Dropsy is a condition in fish caused by the buildup of fluid inside the body cavity or tissues. As a symptom rather than a disease in its own right, it can indicate a number of underlying diseases, including bacterial infections, parasitic infections, or liver dysfunction.

Causes

The symptoms collectively known as “dropsy” may be caused by a multitude of reasons. Poor water quality, viral infections, sudden changes in water conditions and a prolonged period of stress that may compromise the fish’s immune system may all trigger said symptoms.

Symptoms
The following symptoms may be observed:
Swelling of the abdomen
Eyes that are beginning to swell and bulge
Scales that starting to point outward instead of lying flush with their body giving a "pinecone" appearance
A loss of color in their gills
Clamping of the fins
A curve developing in their spine
Pale feces
Swelling near their anus
A loss of appetite
A lack of energy and movement

Treatment
Because dropsy is a symptom of an illness, its cause may or may not be contagious. However, it is standard practice to quarantine sick fish to prevent spreading the underlying cause to the other fish in the tank community in case the disease causing dropsy is contagious. However, this quarantine is only effective when the disease is caught early.

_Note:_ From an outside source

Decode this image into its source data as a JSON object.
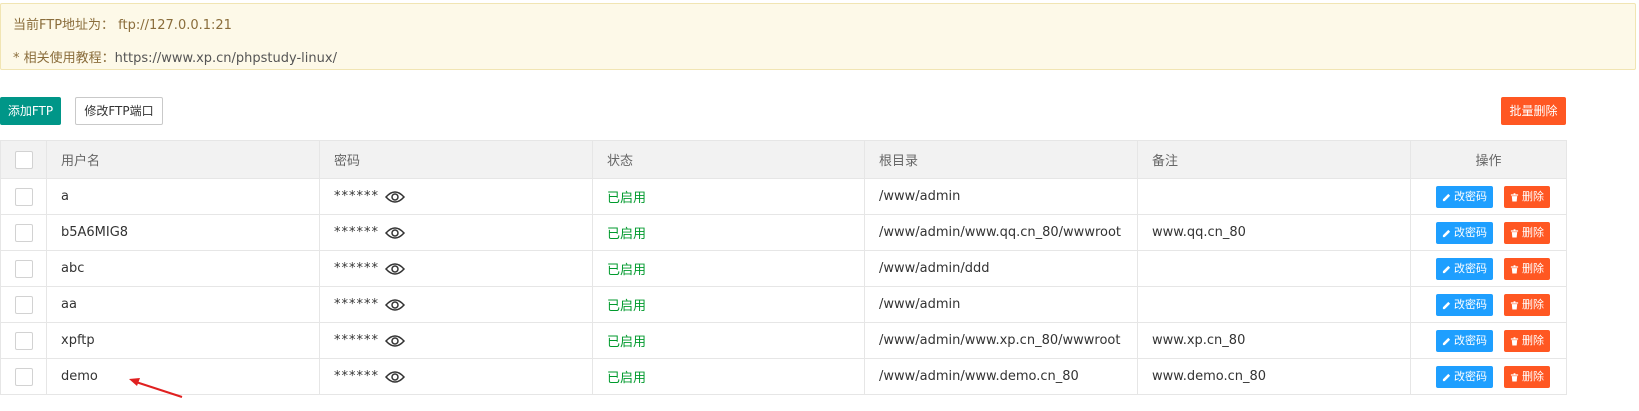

Traditionally, when fish would exhibit dropsy, it was advised to “destroy” it. However recently, it is recommended to “bathe” the fish in water that has aquarium or epsom salts dissolved in it, as the process of osmosis may help relieve pressure on the fish. Antibiotics may destroy or weaken the pathogen if it is bacterial so that the immune system of the fish is capable of overcoming the underlying disease.

Prognosis
By the time a disorder reaches the point of causing dropsy, it can often be fatal and at the very least the fish is very ill and requires immediate quarantine and treatment.